La part de logements encore chauffés au gaz ou au fioul mesure directement le gisement de substitution, et les données de Le Verger le montrent nettement. On relève 89 % de maisons individuelles, 170 diagnostics publiés par l'ADEME, 547 résidences principales recensées, en zone climatique H2a. Ces valeurs ne décident d'aucun projet à elles seules, mais elles fixent l'ordre de grandeur dans lequel un chiffrage à Le Verger est crédible.
Pour rendre les montants comparables, la base de calcul est fixée à 115 m², en zone H2a : après un bouquet complet, la consommation recule d'environ 14 200 kWh par an, soit près de 1 530 € au tarif de référence. Côté financement, l'assiette est plafonnée à 40 000 € HT dès trois classes gagnées, l'aide ANAH s'échelonne de 4 000 € à 32 000 € selon le revenu fiscal de référence, et l'accompagnement obligatoire est pris en charge jusqu'à 2 000 €.

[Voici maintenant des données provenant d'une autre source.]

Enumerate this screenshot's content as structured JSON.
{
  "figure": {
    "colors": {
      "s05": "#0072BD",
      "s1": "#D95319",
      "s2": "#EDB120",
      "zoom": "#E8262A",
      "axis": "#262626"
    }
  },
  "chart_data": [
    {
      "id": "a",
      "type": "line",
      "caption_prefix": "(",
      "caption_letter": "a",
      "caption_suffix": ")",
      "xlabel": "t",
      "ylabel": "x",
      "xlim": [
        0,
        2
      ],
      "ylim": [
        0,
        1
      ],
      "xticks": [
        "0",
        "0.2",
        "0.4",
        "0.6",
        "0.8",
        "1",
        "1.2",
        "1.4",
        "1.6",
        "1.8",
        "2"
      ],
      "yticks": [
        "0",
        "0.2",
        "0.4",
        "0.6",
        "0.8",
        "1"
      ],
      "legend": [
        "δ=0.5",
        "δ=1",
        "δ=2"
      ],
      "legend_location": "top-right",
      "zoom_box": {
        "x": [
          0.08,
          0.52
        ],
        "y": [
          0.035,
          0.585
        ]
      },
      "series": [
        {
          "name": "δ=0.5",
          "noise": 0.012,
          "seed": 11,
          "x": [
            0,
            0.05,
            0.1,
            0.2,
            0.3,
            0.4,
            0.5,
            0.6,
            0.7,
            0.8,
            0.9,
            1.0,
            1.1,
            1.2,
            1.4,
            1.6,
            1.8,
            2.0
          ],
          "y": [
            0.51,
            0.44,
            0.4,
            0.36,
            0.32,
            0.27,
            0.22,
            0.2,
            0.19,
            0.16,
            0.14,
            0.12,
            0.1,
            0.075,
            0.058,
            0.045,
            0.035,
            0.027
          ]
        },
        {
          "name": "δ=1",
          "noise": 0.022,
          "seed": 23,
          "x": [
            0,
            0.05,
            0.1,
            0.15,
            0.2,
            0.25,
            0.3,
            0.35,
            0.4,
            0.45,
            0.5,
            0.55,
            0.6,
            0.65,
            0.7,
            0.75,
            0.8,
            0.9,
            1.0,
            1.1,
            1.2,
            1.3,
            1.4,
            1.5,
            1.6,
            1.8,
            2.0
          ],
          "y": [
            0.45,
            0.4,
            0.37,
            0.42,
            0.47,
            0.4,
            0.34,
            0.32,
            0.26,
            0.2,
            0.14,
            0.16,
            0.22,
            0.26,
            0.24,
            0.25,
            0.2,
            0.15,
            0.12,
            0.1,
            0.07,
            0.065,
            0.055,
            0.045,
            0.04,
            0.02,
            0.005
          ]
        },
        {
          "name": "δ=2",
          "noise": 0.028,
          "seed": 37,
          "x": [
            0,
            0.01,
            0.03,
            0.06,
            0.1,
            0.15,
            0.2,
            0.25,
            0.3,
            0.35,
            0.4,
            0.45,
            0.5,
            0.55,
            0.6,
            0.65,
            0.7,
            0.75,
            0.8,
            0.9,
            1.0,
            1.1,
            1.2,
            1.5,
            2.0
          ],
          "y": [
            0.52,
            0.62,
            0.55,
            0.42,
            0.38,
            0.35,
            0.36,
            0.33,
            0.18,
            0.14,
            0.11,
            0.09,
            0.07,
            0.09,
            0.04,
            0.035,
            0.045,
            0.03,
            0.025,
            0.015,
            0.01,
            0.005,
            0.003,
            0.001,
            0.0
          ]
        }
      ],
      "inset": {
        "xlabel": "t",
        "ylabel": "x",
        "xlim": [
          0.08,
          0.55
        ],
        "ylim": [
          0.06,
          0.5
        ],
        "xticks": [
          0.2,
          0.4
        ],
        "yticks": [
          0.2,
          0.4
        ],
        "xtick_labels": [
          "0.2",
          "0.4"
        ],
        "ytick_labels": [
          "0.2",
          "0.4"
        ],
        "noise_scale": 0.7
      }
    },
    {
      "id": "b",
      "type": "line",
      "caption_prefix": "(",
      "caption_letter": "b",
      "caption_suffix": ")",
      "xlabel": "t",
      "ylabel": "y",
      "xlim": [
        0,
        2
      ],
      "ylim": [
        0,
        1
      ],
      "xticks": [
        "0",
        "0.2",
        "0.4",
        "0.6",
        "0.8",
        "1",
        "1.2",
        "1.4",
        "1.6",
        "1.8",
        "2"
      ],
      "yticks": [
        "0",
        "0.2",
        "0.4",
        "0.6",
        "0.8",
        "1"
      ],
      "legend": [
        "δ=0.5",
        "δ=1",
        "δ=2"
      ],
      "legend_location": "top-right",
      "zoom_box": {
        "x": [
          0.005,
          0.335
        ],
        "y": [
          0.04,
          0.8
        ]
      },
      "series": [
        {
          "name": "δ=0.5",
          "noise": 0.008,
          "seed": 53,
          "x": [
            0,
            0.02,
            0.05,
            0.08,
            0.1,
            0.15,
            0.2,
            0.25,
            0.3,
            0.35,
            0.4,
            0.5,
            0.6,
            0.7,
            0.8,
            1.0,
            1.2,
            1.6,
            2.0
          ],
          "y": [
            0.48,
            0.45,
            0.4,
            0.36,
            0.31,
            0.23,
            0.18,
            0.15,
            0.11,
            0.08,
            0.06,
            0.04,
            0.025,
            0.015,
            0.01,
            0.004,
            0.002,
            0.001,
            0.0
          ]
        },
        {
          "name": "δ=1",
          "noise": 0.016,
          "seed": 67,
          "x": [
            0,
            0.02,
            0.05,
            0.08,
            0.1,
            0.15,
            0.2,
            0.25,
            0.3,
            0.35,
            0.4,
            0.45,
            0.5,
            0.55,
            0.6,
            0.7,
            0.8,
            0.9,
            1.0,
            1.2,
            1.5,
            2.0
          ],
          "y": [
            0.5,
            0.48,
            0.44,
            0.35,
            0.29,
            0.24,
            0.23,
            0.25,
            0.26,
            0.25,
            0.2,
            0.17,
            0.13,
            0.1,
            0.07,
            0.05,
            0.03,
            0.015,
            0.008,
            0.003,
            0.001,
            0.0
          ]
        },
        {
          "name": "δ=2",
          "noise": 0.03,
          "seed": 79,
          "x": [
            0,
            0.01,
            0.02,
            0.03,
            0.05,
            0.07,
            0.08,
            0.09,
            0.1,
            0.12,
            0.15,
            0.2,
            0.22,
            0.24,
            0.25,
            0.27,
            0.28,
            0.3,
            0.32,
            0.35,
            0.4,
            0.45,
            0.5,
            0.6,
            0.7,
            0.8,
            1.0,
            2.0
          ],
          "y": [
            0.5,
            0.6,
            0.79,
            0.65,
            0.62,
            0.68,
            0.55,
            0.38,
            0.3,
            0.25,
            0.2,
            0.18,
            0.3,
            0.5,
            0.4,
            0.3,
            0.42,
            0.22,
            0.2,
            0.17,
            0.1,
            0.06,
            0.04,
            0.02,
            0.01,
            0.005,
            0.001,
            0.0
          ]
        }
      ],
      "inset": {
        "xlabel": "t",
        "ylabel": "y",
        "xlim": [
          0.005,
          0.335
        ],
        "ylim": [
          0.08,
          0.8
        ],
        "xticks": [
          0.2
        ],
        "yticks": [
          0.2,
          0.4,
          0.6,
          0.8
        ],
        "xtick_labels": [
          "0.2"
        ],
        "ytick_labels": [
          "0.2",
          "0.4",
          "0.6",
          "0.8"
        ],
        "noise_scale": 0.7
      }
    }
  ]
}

Solde du dossier à Le Verger : la pièce déterminante est le certificat de neutralisation de cuve ou de résiliation du branchement. Sans elle, aucun versement, alors même que l'aide en jeu atteint 32 000 € au taux le plus favorable sur une assiette de 40 000 € HT.
Une seule ligne du devis engage réellement l'entreprise : celle qui porte un générateur décarboné dimensionné après isolation. Pour la dépose d'une chaudière fioul ou gaz à Le Verger, exiger sa présence écrite vaut mieux que toute garantie orale, car c'est cette valeur que l'organisme instructeur contrôle avant de solder le dossier.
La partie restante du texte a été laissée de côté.